Rabbi Gans cocked his eyebrow and said, “Fascinating.”

           
“It certainly looks like the same kind of wound,” declared Rabbi Loew.

           
“That doesn’t prove a thing,” said Zizka. “It just tells us that the girl
might
have been shot with a gun that was similar to this one.”

           
Suddenly he was a skeptic?

           
“Fair enough, Sheriff,” I said. “But you know as well as I do that every weapon leaves a unique kind of wound. A knife leaves a slit, an épée leaves a triangular puncture, and that girl had a round gunshot wound in her left side just like this one. There aren’t many people who have access to a gun like that, and it’s something a Jew would not possess.
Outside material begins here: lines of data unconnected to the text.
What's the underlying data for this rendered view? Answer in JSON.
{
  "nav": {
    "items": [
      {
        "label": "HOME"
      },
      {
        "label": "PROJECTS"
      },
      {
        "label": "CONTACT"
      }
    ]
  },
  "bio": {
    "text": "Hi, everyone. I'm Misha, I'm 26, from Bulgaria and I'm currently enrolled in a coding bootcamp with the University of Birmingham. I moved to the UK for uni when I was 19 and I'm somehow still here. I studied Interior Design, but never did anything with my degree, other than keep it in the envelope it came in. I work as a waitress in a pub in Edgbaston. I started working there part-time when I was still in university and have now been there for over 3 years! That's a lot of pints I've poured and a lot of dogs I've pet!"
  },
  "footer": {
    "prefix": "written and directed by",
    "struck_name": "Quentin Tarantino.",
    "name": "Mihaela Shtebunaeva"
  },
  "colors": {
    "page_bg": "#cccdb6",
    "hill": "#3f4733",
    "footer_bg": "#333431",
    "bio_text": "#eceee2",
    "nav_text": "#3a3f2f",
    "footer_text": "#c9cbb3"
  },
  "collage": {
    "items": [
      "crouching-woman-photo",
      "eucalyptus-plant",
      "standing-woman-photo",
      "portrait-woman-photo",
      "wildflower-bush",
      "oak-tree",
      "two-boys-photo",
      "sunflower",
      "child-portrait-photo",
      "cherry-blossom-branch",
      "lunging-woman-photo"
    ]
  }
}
Besides, as you have so ably demonstrated, you couldn’t fire a gun like that within a furlong’s distance of the ghetto without waking up a thousand people.”

           
“And what does this suggest to you?” said Rabbi Loew.

           
“If I were to accept your premises,” said Zizka, “it would suggest that the girl was shot at some distance from where she was eventually found.”

           
“And then they rushed her to Federn’s shop so they could dump her there,” I said. “She hadn’t even lost all her color yet.”

           
“But what about the knife wound?”

           
“Obviously, the purpose of the knife wound was to drain some of her blood in order to create a plausible excuse for blaming it on the Jews,” said Rabbi Loew.

           
“But why the two different weapons?” said Zizka.

           
I had my own thoughts about that: “It would fit with our assumption that even these hardened hired killers couldn’t bring themselves to slit a little girl’s throat. So they shot her first, right through the heart, then they finished the job after she was dead. But they were in a hurry, and they made a mess of it.”